Темно-васильковые, темно-синие его очи и светом стоящие волосы выражали смутную, неизъяснимую грусть:
– «Идите же: доносите, не верьте!..»
И отвернулся…
Плечи широкие заходили прерывисто… Николай Аполлонович безудержно плакал; вместе с тем: Николай Аполлонович, освободившись от грубого, животного страха, стал и вовсе бесстрашным; и более: в ту минуту он даже хотел пострадать; так по крайней мере он себя ощутил в ту минуту: ощутил себя отданным на терзанье героем, страдающим всенародно, позорно; тело его в ощущениях было – телом истерзанным; чувства ж были разорваны, как разорвано самое «я»; из разрыва же «я» – ждал он – брызнет слепительный светоч и голос родимый оттуда к нему изречет, как всегда, – изречет в нем самом: для него самого:
– «Ты страдал за меня: я стою над тобою».

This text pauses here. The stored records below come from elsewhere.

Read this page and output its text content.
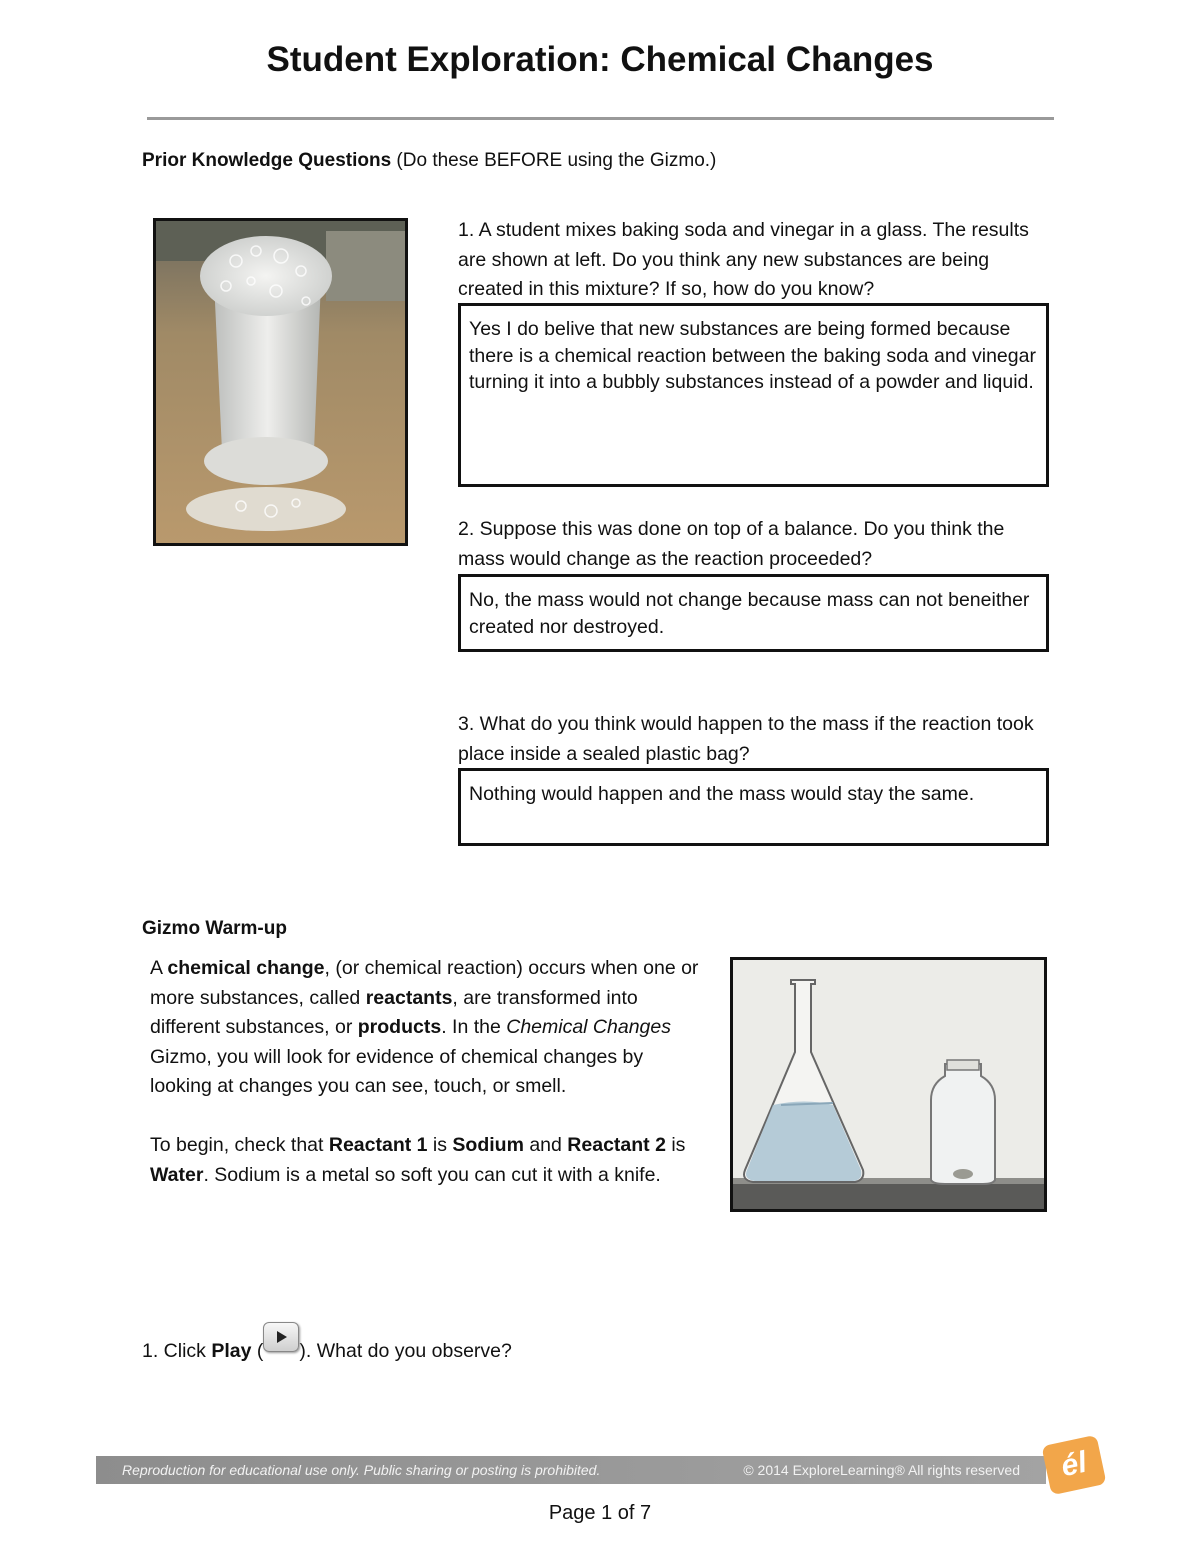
Student Exploration: Chemical Changes
Prior Knowledge Questions (Do these BEFORE using the Gizmo.)
1. A student mixes baking soda and vinegar in a glass. The results are shown at left. Do you think any new substances are being created in this mixture? If so, how do you know?
Yes I do belive that new substances are being formed because there is a chemical reaction between the baking soda and vinegar turning it into a bubbly substances instead of a powder and liquid.
2. Suppose this was done on top of a balance. Do you think the mass would change as the reaction proceeded?
No, the mass would not change because mass can not beneither created nor destroyed.
3. What do you think would happen to the mass if the reaction took place inside a sealed plastic bag?
Nothing would happen and the mass would stay the same.
Gizmo Warm-up

A chemical change, (or chemical reaction) occurs when one or more substances, called reactants, are transformed into different substances, or products. In the Chemical Changes Gizmo, you will look for evidence of chemical changes by looking at changes you can see, touch, or smell.

To begin, check that Reactant 1 is Sodium and Reactant 2 is Water. Sodium is a metal so soft you can cut it with a knife.

1. Click Play ( ). What do you observe?
Reproduction for educational use only. Public sharing or posting is prohibited.	© 2014 ExploreLearning® All rights reserved	él
Page 1 of 7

Но голоса не было. Светоча тоже не было. Была – тьма. Самое чувство, вероятно, оттого и возникло, что только теперь понял он: от встречи на Невском до этой последней минуты незаслуженно оскорбляли его; привезли насильно сюда, протащили– проволокли в кабинетик: насильно; и – оторвали здесь, в кабинетике, сюртучную фалду; ведь и так непрерывно страдал он – двадцать четыре часа: так за что ж должен был сверх того пережить он и страх перед оскорблением действием? Почему ж не было примиренного голоса: «Ты страдал за меня?» Потому что он ни за кого не страдал: пострадал за себя… Так сказать, расхлебывал им самим заваренную кашу из безобразных событий. Оттого и голоса не было. Светоча тоже не было. В месте прежнего «я» была тьма. Этого он не выдержал: плечи широкие заходили прерывисто.
Он отвернулся: он плакал.
– «Право же», – раздалось у него за спиной и примиренно, и кротко, – «ошибся, не понял я…»
В голосе этом все же был и оттенок досады: стыда и… досады; и Сергей Сергеевич стоял, закусивши больно губу; уж не жалел ли только что усмиренный Лихутин, что ошибся он, что врага-то, пожалуй, не пришибить: ни вот этим вот кулаком, ни благородством; так точно бешеный бык, раздразненный красным платком, бросается на противника и – налетает на железные перекладины клетки: и стоит, и мычит, и не знает, что делать. На лице подпоручика изображалась борьба неприятных воспоминаний (разумеется, домино) и благороднейших чувств; противник же, подставляя все спину и плача, неприятно так приговаривал:
– «Пользуясь своим физическим превосходством, вы меня… в присутствии дамы проволокли, как… как…»
Благороднейший порыв победил; Сергей Сергеич Лихутин с протянутою рукой пересек кабинетик; но Николай Аполлонович, повернувшись (на реснице его задрожала слезинка), голосом, задушенным от его объявшего бешенства и от – увы! – самолюбия, пришедшего слишком поздно, так отрывисто произнес:
– «Как… как… тютьку…»
Протяни ему руку он, – Сергей Сергеич почел бы себя счастливейшим человеком: на лице бы его заиграло полное благодушие; но порыв благородства, точно так же, как бешенства, тут же у него закупорился в душе; пал в пустую тьму порыв благородства.